District Court properly granted summary judgment cab drivers were independent contractors under the FLSA, because (1) company had relatively little control over how drivers performed their work, (2) their opportunity for profit or loss depended on their managerial skill, (3) they invested in equipment or materials and employed helpers to perform their work, (4) the service they rendered required no special skill, (5) the parties' working relationship was often lengthy, and (6) the service the drivers rendered was an integral part of the company's business, so, under the totality of circumstances, as a matter of economic reality, the drivers were in business for themselves.  Iontchev v. AAA Cab Serv., 2017 U.S. App. LEXIS 5326 (9th Cir.

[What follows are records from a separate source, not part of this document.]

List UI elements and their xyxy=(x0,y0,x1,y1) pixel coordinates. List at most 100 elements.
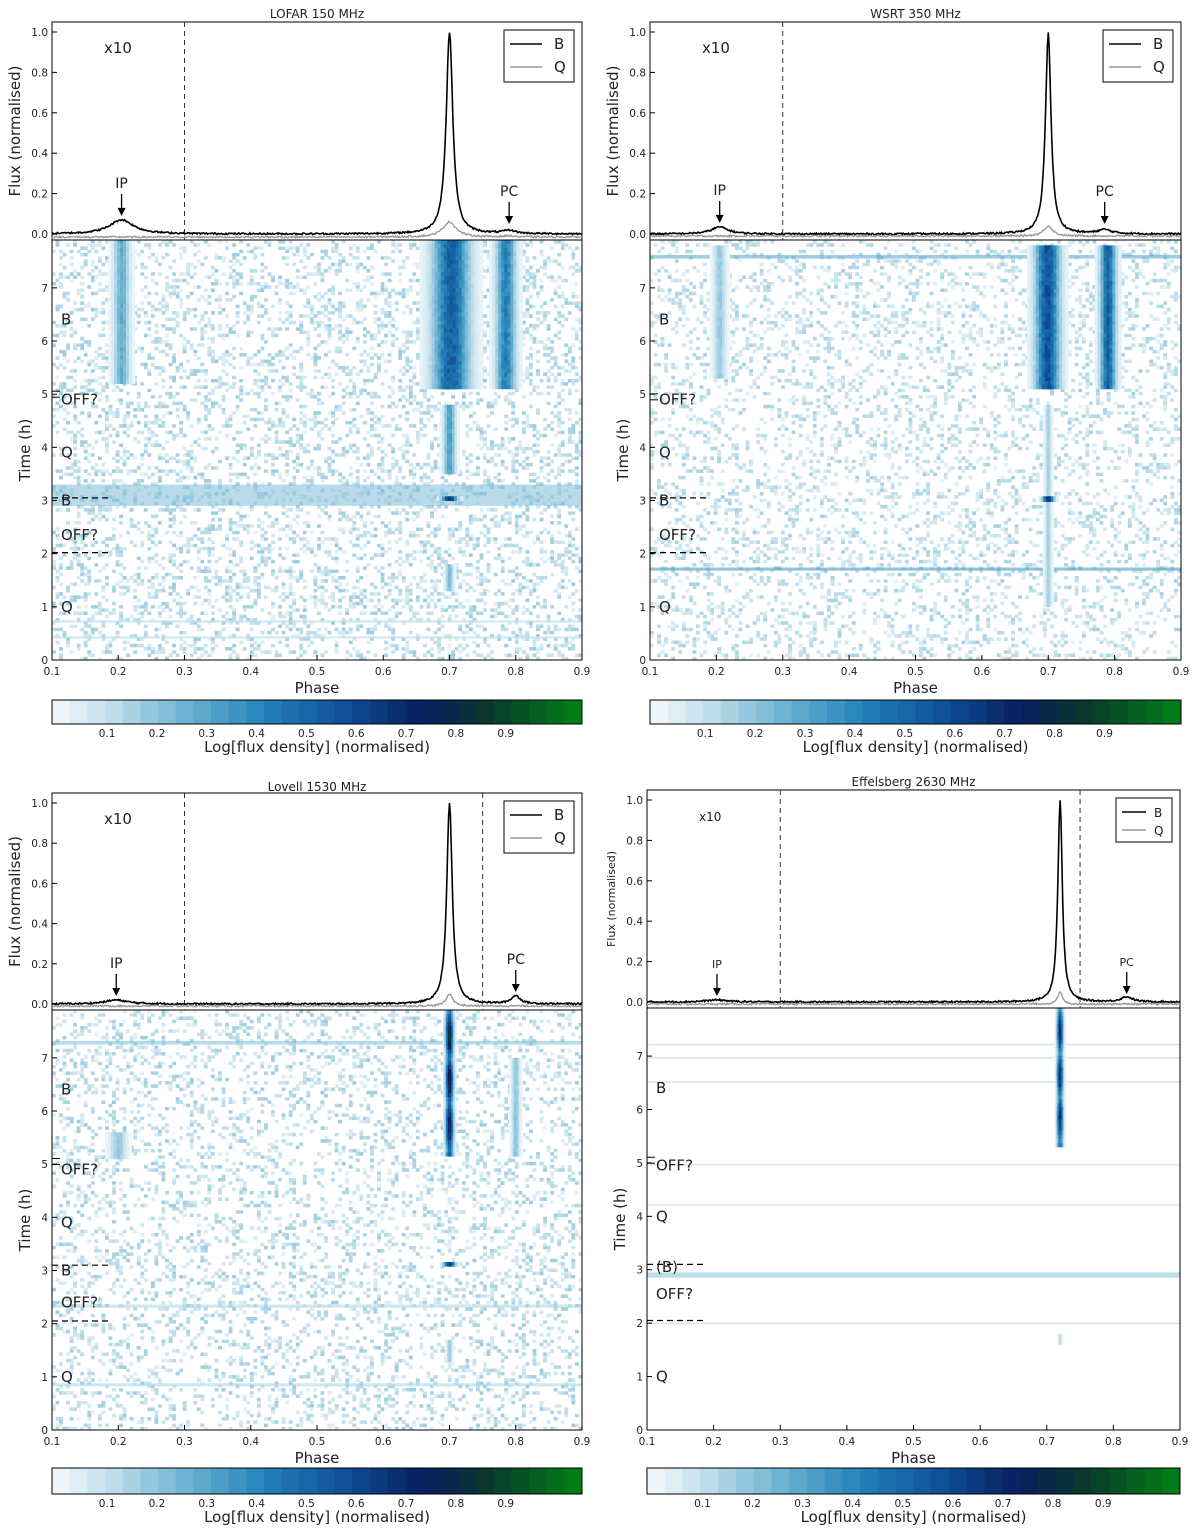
xtick-label: 0.1 xyxy=(639,1436,656,1448)
colorbar-cell xyxy=(69,1468,88,1494)
colorbar-cell xyxy=(647,1468,666,1494)
xtick-label: 0.1 xyxy=(44,666,61,678)
colorbar-cell xyxy=(1163,700,1182,724)
colorbar-cell xyxy=(105,700,124,724)
colorbar-frame xyxy=(649,699,1182,725)
colorbar-cell xyxy=(370,700,389,724)
colorbar-cell xyxy=(140,700,159,724)
heatmap xyxy=(647,1008,1180,1345)
colorbar-cell xyxy=(1127,700,1147,724)
colorbar-cell xyxy=(1002,1468,1021,1494)
cbar-tick: 0.6 xyxy=(946,728,963,740)
legend-text: B xyxy=(1153,35,1163,53)
ytick-label: 1 xyxy=(636,1372,643,1384)
cbar-tick: 0.9 xyxy=(1095,1498,1112,1510)
marker-arrowhead xyxy=(117,207,126,216)
profile-Q xyxy=(646,990,1181,1007)
cbar-tick: 0.5 xyxy=(894,1498,911,1510)
panel-title: Effelsberg 2630 MHz xyxy=(851,775,975,789)
profile-Q xyxy=(51,993,583,1009)
colorbar-cell xyxy=(844,700,863,724)
colorbar-cell xyxy=(984,1468,1003,1494)
xtick-label: 0.1 xyxy=(642,666,659,678)
legend xyxy=(1115,797,1173,843)
ytick-label: 5 xyxy=(41,389,48,401)
cbar-tick: 0.4 xyxy=(248,1498,265,1510)
legend-text: Q xyxy=(1153,58,1165,76)
scale-note: x10 xyxy=(104,810,132,828)
xtick-label: 0.4 xyxy=(841,666,858,678)
ytick-label: 7 xyxy=(639,283,646,295)
marker-arrowhead xyxy=(112,987,121,996)
ytick-label: 3 xyxy=(41,1266,48,1278)
mode-label: OFF? xyxy=(61,1293,98,1311)
profile-frame xyxy=(649,21,1182,241)
colorbar-cell xyxy=(966,1468,986,1494)
colorbar-cell xyxy=(140,1468,159,1494)
xtick-label: 0.7 xyxy=(441,1436,458,1448)
mode-label: OFF? xyxy=(61,526,98,544)
cbar-tick: 0.9 xyxy=(497,1498,514,1510)
colorbar-cell xyxy=(931,1468,950,1494)
colorbar-cell xyxy=(1145,700,1164,724)
top-ytick-label: 0.8 xyxy=(629,67,646,79)
cbar-label: Log[flux density] (normalised) xyxy=(204,1508,430,1526)
xtick-label: 0.3 xyxy=(774,666,791,678)
colorbar-cell xyxy=(476,700,495,724)
ytick-label: 1 xyxy=(639,602,646,614)
cbar-tick: 0.5 xyxy=(897,728,914,740)
colorbar-cell xyxy=(1004,700,1023,724)
panel-title: LOFAR 150 MHz xyxy=(270,7,364,21)
top-ytick-label: 0.0 xyxy=(31,229,48,241)
colorbar-cell xyxy=(281,700,300,724)
xtick-label: 0.8 xyxy=(507,666,524,678)
ytick-label: 6 xyxy=(41,1106,48,1118)
colorbar-cell xyxy=(546,700,565,724)
colorbar-cell xyxy=(246,700,265,724)
top-ytick-label: 0.0 xyxy=(626,997,643,1009)
colorbar-cell xyxy=(1073,1468,1092,1494)
colorbar-cell xyxy=(1108,1468,1128,1494)
colorbar-cell xyxy=(950,700,970,724)
colorbar-cell xyxy=(1126,1468,1145,1494)
profile-B xyxy=(51,32,583,236)
colorbar-cell xyxy=(211,700,230,724)
xtick-label: 0.5 xyxy=(309,1436,326,1448)
cbar-tick: 0.5 xyxy=(298,1498,315,1510)
ylabel: Time (h) xyxy=(16,1189,34,1253)
ylabel: Time (h) xyxy=(614,419,632,483)
colorbar-cell xyxy=(387,700,406,724)
profile-B xyxy=(51,802,583,1007)
xtick-label: 0.5 xyxy=(907,666,924,678)
xtick-label: 0.9 xyxy=(1173,666,1190,678)
xtick-label: 0.4 xyxy=(839,1436,856,1448)
colorbar-cell xyxy=(476,1468,495,1494)
cbar-tick: 0.1 xyxy=(99,1498,116,1510)
cbar-tick: 0.3 xyxy=(198,728,215,740)
ytick-label: 0 xyxy=(639,655,646,667)
mode-label: Q xyxy=(656,1207,668,1225)
colorbar-cell xyxy=(773,700,793,724)
colorbar-cell xyxy=(493,1468,512,1494)
mode-label: B xyxy=(61,1081,71,1099)
mode-label: Q xyxy=(61,444,73,462)
ytick-label: 6 xyxy=(636,1104,643,1116)
colorbar-cell xyxy=(175,1468,194,1494)
ytick-label: 2 xyxy=(41,549,48,561)
colorbar-cell xyxy=(493,700,512,724)
colorbar-cell xyxy=(458,700,477,724)
colorbar-cell xyxy=(228,700,247,724)
colorbar-cell xyxy=(1037,1468,1057,1494)
colorbar-cell xyxy=(949,1468,968,1494)
colorbar-cell xyxy=(546,1468,565,1494)
colorbar-cell xyxy=(718,1468,737,1494)
mode-label: OFF? xyxy=(656,1285,693,1303)
marker-arrowhead xyxy=(511,983,520,992)
top-ytick-label: 1.0 xyxy=(629,27,646,39)
profile-frame xyxy=(51,21,583,241)
cbar-tick: 0.7 xyxy=(996,728,1013,740)
marker-label: IP xyxy=(115,176,128,192)
profile-Q xyxy=(649,225,1182,239)
mode-label: OFF? xyxy=(659,526,696,544)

March 27, 2017).

U.S. District Court, District of Hawaii

Prima facie retaliation case under Title VII required but for causal link between protected activity and adverse action.  Conclusion of internal investigation was not adverse action; having inconclusively interviewed witnesses was legitimate non-discriminatory reason which employee did not show was pretextual.   Although assignment to work holiday could be adverse action, employee being least senior and having worked the least holidays was legitimate non-discriminatory reason employee was assigned.  Although assignment to third shift could be adverse action, protected activity could not have caused reassignment occurring beforehand, addressing lack of teamwork and cohesion was a legitimate business reason and reassignment of similarly situated employees disfavored pretext finding.  Sending employee letter inquiring about his absence and asking for documentation was not adverse action.  Although denial of promotion could be adverse action, no evidence showed review board who denied promotion knew of protected activity.  Desk and computer issues employee encountered upon return were no more than minor annoyances.  No evidence protected activity caused one-day suspension.  Arakaki v. Brennan, 2017 U.S. Dist.; LEXIS 51682 (D. Haw. March 31, 2017).

Note: We analyze cases to learn rules the courts will follow or disappoint us if they don’t. Rules that the courts follow allow us to behave and provide explanations they accept. But competent advocates may limit the rules to the facts of the case where they are discussed, or expand rules by showing that differences in other cases are irrelevant.